Vol. XIX No. 8
May 2004

The Art of Failure

By NELS'ON ELLIS

"I've missed more than 9,000 shots in my career. I've lost almost 300 games. 26 times, I've been trusted to take the game winning shot and missed. I've failed over and over again in my life…"

—Michael Jordan

Nels'on Ellis (Photo by Anna Thompson)
At some point around the third year of my academic career at Juilliard, my passions waned. I collapsed and miscarried faculty relations and altogether flopped in projects, in my opinion. I discovered the onus of failure on the soul, and wondered if I would ever resurrect myself. Quite frankly, I spent a lot of time like a freshly dead body, waiting for an electric shock, looming in a state of lifelessness and longing. I felt I had failed as a brother, a son, a boyfriend, a student. I had not learned to conform to faculty expectations. I brought work into the classroom where other students looked at me through slanted eyes, wondering what the hell was I doing. After I felt like I'd left blood on the floor, no one clapped, no one said "good job" … I failed. I didn't have jovial relationships with the faculty … I failed. I didn't want to be there because I failed. Then I wondered, what does it mean to go to school?

A few years ago a friend of mine committed suicide just weeks before his third year of school started. I knew what he claimed as his failures, what he thought were his deficiencies. Having determined that he had flunked life, unable to bear the heaping weight of his own shame and others' slander (either in his head or not), he ended his life. What was left in my own mind was the paramount question: When did it come to be that one cannot fail—and a student, no less? Why did that seem to be an unpardonable sin? I now realize it's much deeper for some individuals than being on probation, not trusting one's abilities anymore, or just being asked to leave school. It strikes at the very atom of the issue, which is whether or not one can get back up from the gravel of failure, dust off and tackle life. It's believing one has the worth and the goods to be better. And that only comes with the power to accept the low points—the valleys, the ditches, the canals that bequeath discouragement. This is not to excuse failure, but rather to question its role. It's inevitable and plays a necessary role in growth, character development, and the learning process.

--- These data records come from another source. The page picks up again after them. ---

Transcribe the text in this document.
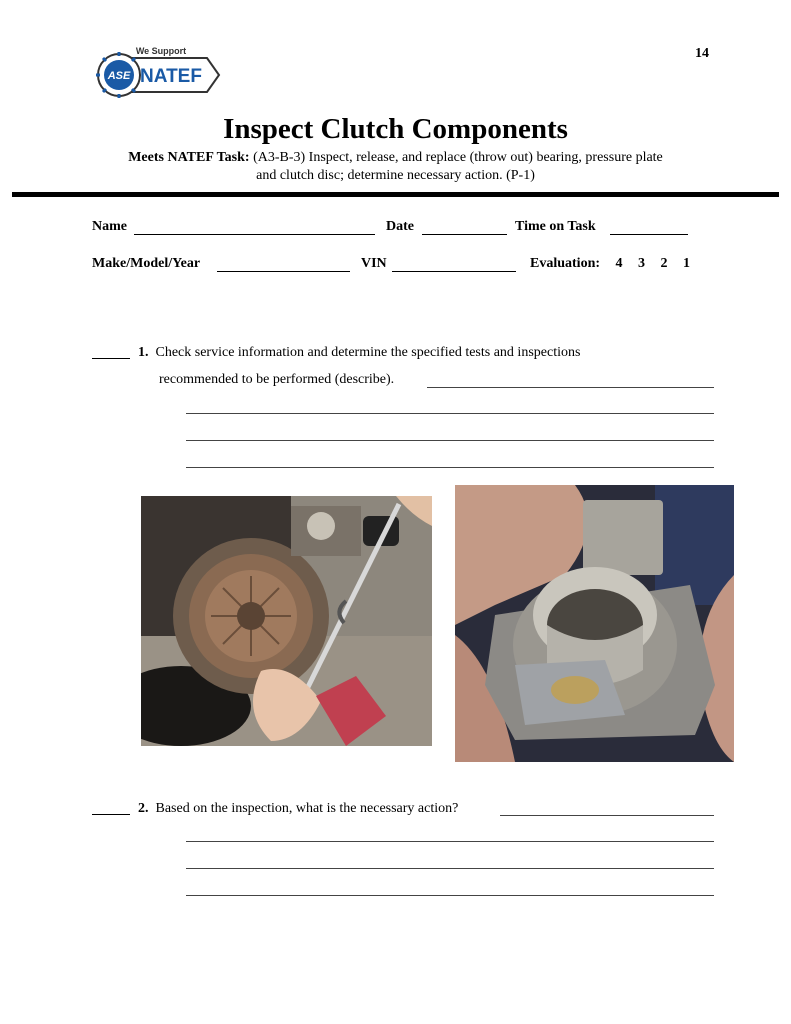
ASE
We Support
NATEF
14
Inspect Clutch Components
Meets NATEF Task: (A3-B-3) Inspect, release, and replace (throw out) bearing, pressure plate
and clutch disc; determine necessary action. (P-1)
Name	Date	Time on Task
Make/Model/Year	VIN	Evaluation: 4 3 2 1
1. Check service information and determine the specified tests and inspections
recommended to be performed (describe).
2. Based on the inspection, what is the necessary action?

What it means to go to school is that we are really allowed to fail—through which we discover our better selves.
I have failed so many times, I've failed the same failures over and over again. I've been called a fuck-up—but while my actions warranted it, my character didn't. Someday I'll be so much greater than what I am now, and the role of institutions of higher education is to inspire individuals to become the greater selves that their potential destines them to be—not to condemn students, but rather to challenge and move us to become the best that we can be. It must be O.K. to fail while learning; it blazes the trail for growth and eventual success. It must be O.K. to fail in life because it fuels wisdom, which wraps itself around our unknowing and reveals its secrets. If a student has to learn the same lesson many times over, I importune educators to stay in the fight, for if you damn us for the actions of the moment, we have no hope of being anything better. We've failed our own expectations so much, we don't know if we can rise to a greater calling. What it means to go to school is that we are really allowed to fail—through which we discover our better selves, and instructors empower their students with the notion that there is life
after failures.

I've missed more than 9,000 shots in my career. I've lost almost 300 games. 26 times, I've been trusted to take the game winning shot and missed. I've failed over and over again in my life and that is why I succeed…"

Nels'on Ellis is a fourth-year drama student.